Escribo porque he interrogado a las damas visionarias repetidas veces. Las he hartado con mis pregones del porqué de tan funesta visión. "Por el pecado -me respondieron-. Han sangrado de hermanos, han asesinado y se han comido los unos a los otros. Ahora, el Dios que todo lo ve está fatigado y de tremebundo impondrá el castigo". Murmuran que todo este enjuambre de maniobras fueron hechas por el Dios para desarmarles en los deseos la idea del fútbol, tan poderosa es su esencia de escarmiento. Nunca más las canchas, por ende nunca más la belleza ahorcada pendiendo del árbol de los judas; nunca más los vendedores de clubes, esos cerdos de cabeza en la basura, nunca más pases y fortunas rapiñadoras del bien común, ni afonías ni alcahuetes, ni animadores en medio de velorios.
"¿Por qué?, ¿Por qué?, me recuerdo retrucando sin querer entender. "Muchos muertos ya", obtuve como respuesta. La pelota está ahora si, manchada y fallecida en combate. Muchos jóvenes gaseados, acuchillados, baleados, degollados por unas tiras pintadas. !Ustedes, oh fantasmas de la hierba pareja y el tufo a angustia de la lidia, sois culpables y pagarán!". Luego de la admonición que presumí final, me había convertido en un hechizado camino a la avenida volviendo con la cruz en los hombros.

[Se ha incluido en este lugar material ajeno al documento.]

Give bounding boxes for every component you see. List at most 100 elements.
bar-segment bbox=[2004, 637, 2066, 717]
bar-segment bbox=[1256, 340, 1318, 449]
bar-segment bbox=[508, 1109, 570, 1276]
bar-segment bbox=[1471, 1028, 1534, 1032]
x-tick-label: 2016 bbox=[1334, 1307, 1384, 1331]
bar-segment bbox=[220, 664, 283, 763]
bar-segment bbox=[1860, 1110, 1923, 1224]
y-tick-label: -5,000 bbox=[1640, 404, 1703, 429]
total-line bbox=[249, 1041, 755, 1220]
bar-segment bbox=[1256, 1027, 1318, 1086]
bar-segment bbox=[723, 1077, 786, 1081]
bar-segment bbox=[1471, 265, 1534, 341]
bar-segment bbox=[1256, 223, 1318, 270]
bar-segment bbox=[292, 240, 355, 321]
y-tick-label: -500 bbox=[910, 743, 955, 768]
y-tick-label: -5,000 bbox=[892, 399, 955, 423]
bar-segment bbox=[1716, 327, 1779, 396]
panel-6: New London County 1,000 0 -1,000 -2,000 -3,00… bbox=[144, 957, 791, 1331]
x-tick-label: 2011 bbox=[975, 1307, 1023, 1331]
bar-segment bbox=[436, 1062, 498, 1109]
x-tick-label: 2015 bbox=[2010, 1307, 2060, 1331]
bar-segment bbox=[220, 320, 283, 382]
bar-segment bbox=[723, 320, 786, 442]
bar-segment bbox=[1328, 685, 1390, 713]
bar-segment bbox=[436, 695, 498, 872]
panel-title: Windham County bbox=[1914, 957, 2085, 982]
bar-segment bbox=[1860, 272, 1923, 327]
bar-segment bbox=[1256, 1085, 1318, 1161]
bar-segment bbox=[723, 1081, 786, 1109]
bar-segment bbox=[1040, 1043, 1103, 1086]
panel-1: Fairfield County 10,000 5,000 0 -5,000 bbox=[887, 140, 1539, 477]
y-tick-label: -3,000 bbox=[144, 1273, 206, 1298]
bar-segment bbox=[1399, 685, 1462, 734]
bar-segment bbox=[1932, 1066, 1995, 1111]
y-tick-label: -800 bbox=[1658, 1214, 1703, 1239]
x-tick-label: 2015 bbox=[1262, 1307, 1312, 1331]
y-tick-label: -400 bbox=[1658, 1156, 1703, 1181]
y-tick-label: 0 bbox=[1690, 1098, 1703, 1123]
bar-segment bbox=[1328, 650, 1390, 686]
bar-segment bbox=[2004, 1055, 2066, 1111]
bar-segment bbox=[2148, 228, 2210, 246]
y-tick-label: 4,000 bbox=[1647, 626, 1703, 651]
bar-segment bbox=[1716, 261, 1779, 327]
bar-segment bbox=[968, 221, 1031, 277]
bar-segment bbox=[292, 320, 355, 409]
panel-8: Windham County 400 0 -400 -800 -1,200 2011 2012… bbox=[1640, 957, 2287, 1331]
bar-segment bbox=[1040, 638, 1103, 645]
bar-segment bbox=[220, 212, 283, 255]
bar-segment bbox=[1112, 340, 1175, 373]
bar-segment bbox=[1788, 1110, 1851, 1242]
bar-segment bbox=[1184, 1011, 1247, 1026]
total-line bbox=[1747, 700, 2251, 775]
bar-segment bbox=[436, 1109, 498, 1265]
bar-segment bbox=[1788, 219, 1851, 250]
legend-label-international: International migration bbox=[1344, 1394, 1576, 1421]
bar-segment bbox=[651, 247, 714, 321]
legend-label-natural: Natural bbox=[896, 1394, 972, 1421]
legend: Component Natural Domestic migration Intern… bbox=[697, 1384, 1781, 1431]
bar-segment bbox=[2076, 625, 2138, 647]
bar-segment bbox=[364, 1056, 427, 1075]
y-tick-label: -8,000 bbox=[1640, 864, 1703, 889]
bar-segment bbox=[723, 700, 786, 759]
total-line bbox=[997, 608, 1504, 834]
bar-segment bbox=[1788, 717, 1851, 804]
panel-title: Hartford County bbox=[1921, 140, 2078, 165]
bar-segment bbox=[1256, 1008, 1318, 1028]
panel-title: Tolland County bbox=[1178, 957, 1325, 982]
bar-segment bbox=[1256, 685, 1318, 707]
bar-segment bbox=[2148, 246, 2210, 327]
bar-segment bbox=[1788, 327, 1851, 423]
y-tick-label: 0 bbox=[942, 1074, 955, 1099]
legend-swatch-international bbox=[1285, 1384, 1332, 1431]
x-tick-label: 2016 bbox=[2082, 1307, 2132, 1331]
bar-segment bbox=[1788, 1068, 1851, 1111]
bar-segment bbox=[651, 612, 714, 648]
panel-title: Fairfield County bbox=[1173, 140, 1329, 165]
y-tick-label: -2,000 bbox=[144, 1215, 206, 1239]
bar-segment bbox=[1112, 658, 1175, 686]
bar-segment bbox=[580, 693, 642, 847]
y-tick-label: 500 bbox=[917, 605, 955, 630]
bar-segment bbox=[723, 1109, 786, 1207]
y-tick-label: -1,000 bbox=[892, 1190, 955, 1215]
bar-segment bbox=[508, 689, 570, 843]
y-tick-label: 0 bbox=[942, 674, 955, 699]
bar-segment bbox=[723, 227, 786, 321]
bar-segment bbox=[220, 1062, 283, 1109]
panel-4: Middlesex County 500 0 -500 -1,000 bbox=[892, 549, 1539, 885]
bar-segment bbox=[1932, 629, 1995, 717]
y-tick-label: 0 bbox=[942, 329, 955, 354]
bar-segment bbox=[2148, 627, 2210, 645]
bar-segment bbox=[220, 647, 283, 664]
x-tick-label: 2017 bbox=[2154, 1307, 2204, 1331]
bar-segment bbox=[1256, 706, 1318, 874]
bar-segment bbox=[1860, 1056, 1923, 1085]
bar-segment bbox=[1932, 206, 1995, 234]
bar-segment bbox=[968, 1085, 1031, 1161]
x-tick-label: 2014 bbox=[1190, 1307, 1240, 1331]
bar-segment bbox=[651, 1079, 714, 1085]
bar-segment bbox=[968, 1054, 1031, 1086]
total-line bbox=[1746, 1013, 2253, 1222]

Al llegar al auto, sacudí la cabeza como si me despejara de un calor avaro y opresivo, que me tenía preso. Abrí la bruma, me aparté del ensueño. Miré el sol, la tuca que me quemaba las yemas. No debo fumar más. Soy un estúpido, me murmuré, intentando el camino hacia el olvido. Más sigo yendo a los partidos con un velado pánico que aquello empieze a ocurrir. Tal vez ya lo está haciendo pues creo ver sus primeros destellos. Yo, futbolero culposo, cómplice, paranoico, argentino medio, arrepentido y pasional, cada vez que terminan los encuentros de la jornada revivo, respiro aliviado y aguardo hasta la próxima como quien ve fumar al verdugo en el pasillo de los condenados. Como quien colabora con un régimen esclavo a cambio de comida, medicinas y esparcimiento. Que no es poco, me digo conformándome mientras cruzo los dedos hasta el próximo evento. Pero ya se suceden hechos inquietantes: ¿qué es la redundancia sino lo que antecede a la extinción final? Hay partidos de mañana, de tarde, de noche. Y esto, es según las brujas, la confirmación del mal en ciernes. La serpiente se agita mucho antes de morir, tratando de morder y largar el veneno, predijeron. No es cierto, no lo quiero creer, no puede ser verdad.